One day it was so cold that your face could easily cover with chilblains and even in the warmest boots you could perceive the torture of frosts that it was quite a task to throw your feet into those boots as in the street your feet went numb and toes became swelled and raw. The school was cancelled that day because of those frosts but grabbing all my courage and the willingness of not getting bored I went to one of this boy’s house. I lived 4 kilometers from him, so I had to overcome a passage through the woods, as usually I had to surmount in order to come to school but that time I didn’t even notice the distance. This boy was fond of cooking, so you would always find any kind of treats at his kitchen. His name was Marcus, by the way. To my surprise when I finally reached my destination the other boy – Ben was also there, and the fun got started.

“Hello Michaela!”, they said.

“Hello guys, how is it going?”,was my response.

“Pretty good, we are brewing tea. Would you like some?”, Marcus asked.

“Sure and those cookies as well.”, I never hesitated to ask food.
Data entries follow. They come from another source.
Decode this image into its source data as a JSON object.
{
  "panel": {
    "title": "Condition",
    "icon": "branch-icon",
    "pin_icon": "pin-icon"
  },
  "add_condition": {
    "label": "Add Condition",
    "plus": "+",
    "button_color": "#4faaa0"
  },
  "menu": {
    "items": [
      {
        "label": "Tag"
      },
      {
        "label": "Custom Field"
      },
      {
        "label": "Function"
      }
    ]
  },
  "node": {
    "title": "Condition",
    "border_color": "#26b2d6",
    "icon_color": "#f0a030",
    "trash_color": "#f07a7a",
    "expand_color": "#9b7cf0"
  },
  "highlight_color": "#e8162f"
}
But before drinking tea, Marcus offered us to eat mash potatoes that he had cooked before our arrival, and they were particularly delicious, I didn’t know how a 12 year old could be such a talented cooker. I couldn’t recollect what we were conversing about while we were eating, but one fragment I remembered precisely.

“You know what, yesterday my neighbors were singing karaoke, so the whole evening I was listening to a song about felt boots.”, I said.

“About felt boooots, ahahhahahahaha.” Ben couldn’t help laughing. “Felt boots, no way.” His tea started to come out through his nose as he wasn’t able to control his laughing fit. He was even constricted to put off his brackets. That time if you had brackets you were automatically considered to be uncool, but I found a beauty in them and wished for ones but the Mother Nature gifted me with a good teeth shape. I don’t know why but this meaningless conversation fixed in my mind so tight that I am still allured by it.

“I will show you my secret den” said Marcus, and we followed him to his room.

“This is it, basically, you removed the bottom of the sofa and lean it a bit to the wall, so that you have the space to get in there, here I tell all my secrets and preserve the important information but you are the first who I shared it with as you are my friends.” he continued.

“Wow, that’s cool.” Ben and I gasped as we were climbing there.

Later, the drunken tea reminded of itself, so I needed to use a secret chamber, obviously boys prevented me to use it properly by saying childish comments so I ended up finishing the process at my home.

After this encounter, I had to pack my bags and got to a sanatorium to cure some of my chronic diseases but before I went, Marcus‘d given me a valentine’s card beforehand as I was to spend this holiday there. However, the hebdomadal interest of my condition evoked Ben, he wrote me continuously even though it was not that cheap at that time as the mobile phones had only started to spread among youngsters but he did it anyway. I was blind enough to evaluate it because I was charmed by another guy at the sanatorium who didn’t give me even a hint that he might like me. As it happens in life we like someone who doesn’t like us, and somebody who likes us, we don’t like. Eventually, Ben started to despise me and our relationship was of two guys who liked sarcasm and that was how it ended when we finished school.

As for Marcus, he entered a military establishment after the 8th form, changed beyond recognition and we terminated any possible interaction between us. Despite this I am still of good views on both of the guys, it doesn’t matter what was between us they are the people who brought the happiness into my life at some point even if I happened not to notice it from time to time. I respect everyone who entered into my life and left his footprints.